7. Hirte des Hermas (bei Origines ein inspiriertes, sehr nützliches Buch; vermutet, der Hermas von Röm 16,14 sei der Verfasser; Origines berücksichtigt aber auch Widerspruch gegen kanonische Anerkennung;

8. Apostellehre, Didache (von Origines als heilige Schrift zitiert, so in Alexandrien angesehen, aber keineswegs überall);

9. Hebräerevangelium (Evangelium der judenchristlichen Gemeinden, nicht der Ebioniten).


§7 Lucianus und Eusebius (S. 54-59)

Die Homologumena bei Eusebius:

die vier Evangelien, Apg, (14) Briefe des Paulus, 1 Petr, 1 Joh, eventuell auch die Offb

Die Antilegomena bei Eusebius:

a) deren Aufnahme er wünscht: Jak, Jud, 2 Petr, 2. und 3. Joh

b) Fälschungen (νόθα), deren Ausschluß er wünscht): Paulusakten, Hirte, Apokalypse des Petrus, Barnabasbrief, Didache, evtl. auch die Apokalypse des Johannes.

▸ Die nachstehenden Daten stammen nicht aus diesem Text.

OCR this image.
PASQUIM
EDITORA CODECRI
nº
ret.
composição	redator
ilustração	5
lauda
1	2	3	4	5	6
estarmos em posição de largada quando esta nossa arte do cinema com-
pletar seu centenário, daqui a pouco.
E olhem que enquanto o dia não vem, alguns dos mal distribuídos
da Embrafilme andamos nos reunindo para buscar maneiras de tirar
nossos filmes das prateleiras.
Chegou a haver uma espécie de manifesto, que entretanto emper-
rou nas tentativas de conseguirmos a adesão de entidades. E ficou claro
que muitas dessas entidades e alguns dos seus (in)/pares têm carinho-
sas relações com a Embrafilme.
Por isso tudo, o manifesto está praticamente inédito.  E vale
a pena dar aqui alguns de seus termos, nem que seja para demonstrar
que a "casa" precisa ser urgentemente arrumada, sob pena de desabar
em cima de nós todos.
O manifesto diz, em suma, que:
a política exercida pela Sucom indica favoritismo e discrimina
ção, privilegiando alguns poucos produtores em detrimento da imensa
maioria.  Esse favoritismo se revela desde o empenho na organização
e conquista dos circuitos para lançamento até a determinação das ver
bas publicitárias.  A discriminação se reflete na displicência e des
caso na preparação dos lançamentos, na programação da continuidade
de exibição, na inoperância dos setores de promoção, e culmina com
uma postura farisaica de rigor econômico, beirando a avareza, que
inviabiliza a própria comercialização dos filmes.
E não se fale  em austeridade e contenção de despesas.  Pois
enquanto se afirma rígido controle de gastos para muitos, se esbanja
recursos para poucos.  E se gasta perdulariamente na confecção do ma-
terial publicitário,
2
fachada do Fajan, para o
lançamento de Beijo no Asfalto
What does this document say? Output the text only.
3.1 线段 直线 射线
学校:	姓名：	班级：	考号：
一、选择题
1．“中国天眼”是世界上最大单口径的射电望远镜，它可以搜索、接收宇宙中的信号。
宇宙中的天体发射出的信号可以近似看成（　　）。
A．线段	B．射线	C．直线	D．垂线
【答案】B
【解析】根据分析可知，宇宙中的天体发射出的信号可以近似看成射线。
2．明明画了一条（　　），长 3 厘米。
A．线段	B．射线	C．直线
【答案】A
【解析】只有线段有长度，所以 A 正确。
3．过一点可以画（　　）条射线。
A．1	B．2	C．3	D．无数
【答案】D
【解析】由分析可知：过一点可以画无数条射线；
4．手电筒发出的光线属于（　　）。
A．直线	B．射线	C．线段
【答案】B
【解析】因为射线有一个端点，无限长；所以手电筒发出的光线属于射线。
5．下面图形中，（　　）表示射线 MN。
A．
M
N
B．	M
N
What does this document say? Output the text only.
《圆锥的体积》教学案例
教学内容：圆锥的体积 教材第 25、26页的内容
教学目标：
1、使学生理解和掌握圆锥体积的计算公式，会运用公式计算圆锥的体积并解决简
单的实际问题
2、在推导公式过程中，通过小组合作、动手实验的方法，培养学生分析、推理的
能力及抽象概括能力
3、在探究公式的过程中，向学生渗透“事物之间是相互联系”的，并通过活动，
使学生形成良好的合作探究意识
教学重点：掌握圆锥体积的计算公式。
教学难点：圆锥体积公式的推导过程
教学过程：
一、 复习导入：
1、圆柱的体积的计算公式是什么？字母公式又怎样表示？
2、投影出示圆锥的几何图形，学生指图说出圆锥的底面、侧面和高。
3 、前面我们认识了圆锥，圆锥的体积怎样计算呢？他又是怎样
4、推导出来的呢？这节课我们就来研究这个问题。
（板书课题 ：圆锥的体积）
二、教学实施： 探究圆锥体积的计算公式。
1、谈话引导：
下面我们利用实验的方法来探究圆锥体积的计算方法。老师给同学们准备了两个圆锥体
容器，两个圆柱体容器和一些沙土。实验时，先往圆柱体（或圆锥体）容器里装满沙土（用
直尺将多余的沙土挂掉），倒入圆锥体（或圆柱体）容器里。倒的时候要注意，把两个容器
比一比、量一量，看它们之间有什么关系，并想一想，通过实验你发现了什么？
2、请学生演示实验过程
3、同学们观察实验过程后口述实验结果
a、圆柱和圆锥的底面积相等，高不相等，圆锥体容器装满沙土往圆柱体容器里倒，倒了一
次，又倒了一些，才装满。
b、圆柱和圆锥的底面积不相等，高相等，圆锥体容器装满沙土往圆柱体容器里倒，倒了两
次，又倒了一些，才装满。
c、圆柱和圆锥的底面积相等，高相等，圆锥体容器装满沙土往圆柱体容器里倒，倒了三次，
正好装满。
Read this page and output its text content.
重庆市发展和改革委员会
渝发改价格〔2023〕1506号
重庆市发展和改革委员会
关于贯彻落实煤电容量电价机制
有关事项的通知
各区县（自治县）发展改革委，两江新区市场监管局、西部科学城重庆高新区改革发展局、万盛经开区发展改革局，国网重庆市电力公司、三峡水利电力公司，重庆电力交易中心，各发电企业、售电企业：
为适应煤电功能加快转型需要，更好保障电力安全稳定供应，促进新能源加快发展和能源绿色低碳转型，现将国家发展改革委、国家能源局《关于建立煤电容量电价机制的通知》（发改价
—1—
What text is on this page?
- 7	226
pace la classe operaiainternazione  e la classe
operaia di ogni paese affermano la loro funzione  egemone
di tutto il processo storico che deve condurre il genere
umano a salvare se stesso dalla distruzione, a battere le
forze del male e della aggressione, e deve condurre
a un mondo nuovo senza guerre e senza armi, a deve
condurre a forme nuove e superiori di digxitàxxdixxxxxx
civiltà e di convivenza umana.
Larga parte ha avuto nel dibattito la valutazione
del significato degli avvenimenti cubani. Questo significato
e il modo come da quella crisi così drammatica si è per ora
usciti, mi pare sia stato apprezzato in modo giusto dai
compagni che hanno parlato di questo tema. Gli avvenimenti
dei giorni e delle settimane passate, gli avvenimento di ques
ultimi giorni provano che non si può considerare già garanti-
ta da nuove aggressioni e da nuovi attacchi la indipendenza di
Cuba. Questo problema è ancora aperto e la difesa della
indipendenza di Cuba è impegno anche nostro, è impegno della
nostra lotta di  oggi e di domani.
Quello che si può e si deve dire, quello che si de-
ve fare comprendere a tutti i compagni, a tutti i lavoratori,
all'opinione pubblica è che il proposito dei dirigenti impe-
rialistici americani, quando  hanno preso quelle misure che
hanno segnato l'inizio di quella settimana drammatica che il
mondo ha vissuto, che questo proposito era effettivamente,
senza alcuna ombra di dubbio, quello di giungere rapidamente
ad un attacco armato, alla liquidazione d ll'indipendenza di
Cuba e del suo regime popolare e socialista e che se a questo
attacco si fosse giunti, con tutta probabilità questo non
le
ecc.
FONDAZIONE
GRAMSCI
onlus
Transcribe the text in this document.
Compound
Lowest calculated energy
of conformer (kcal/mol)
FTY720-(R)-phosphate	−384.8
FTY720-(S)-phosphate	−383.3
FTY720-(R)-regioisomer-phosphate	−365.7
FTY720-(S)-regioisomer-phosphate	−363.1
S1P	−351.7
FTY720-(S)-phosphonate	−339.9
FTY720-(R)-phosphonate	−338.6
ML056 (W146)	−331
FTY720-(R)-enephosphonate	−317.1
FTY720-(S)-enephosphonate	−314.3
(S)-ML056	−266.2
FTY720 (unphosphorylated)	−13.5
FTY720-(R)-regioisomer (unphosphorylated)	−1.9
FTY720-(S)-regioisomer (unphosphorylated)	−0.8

Das NT nach dem Sinn des Eus. ist abgesehen von der Ap das unsrige ... Dieses NT des Eus. finden wir bei Cyrill von Jerusalem, Gregor Naz., im Anhang des Can. Laod. 59, im Can. apost. 85, wahrscheinlich in Const. apost., und es wird von Amphilochius neben dem  antiochenischen Kanon berücksichtigt” (S.57).


§8 Athanasius (S. 59-61):

Der Osterbrief des Athanasius von 367 n. Chr. “Er ist der Erste, welcher die 27 Bücher unseres NT’s als die allein kanonischen hinstellt.” (S. 60)

kanonizomena: 27 Schriften des Neuen Testamentes

apokrypha: völlig verwerfliche Schriften

anaginoskomena: lesbare Schriften: christliche: Didache, Hirte des Hermas

vorchristliche: Weisheit Salomonis, Sirach, Esther, Judith, Tobias


§9 Die Weiterentwicklung im griechischen Orient bis zur Zeit Justinians (S.61-64)


§10 Die Angleichung des Occidents (S. 64-75)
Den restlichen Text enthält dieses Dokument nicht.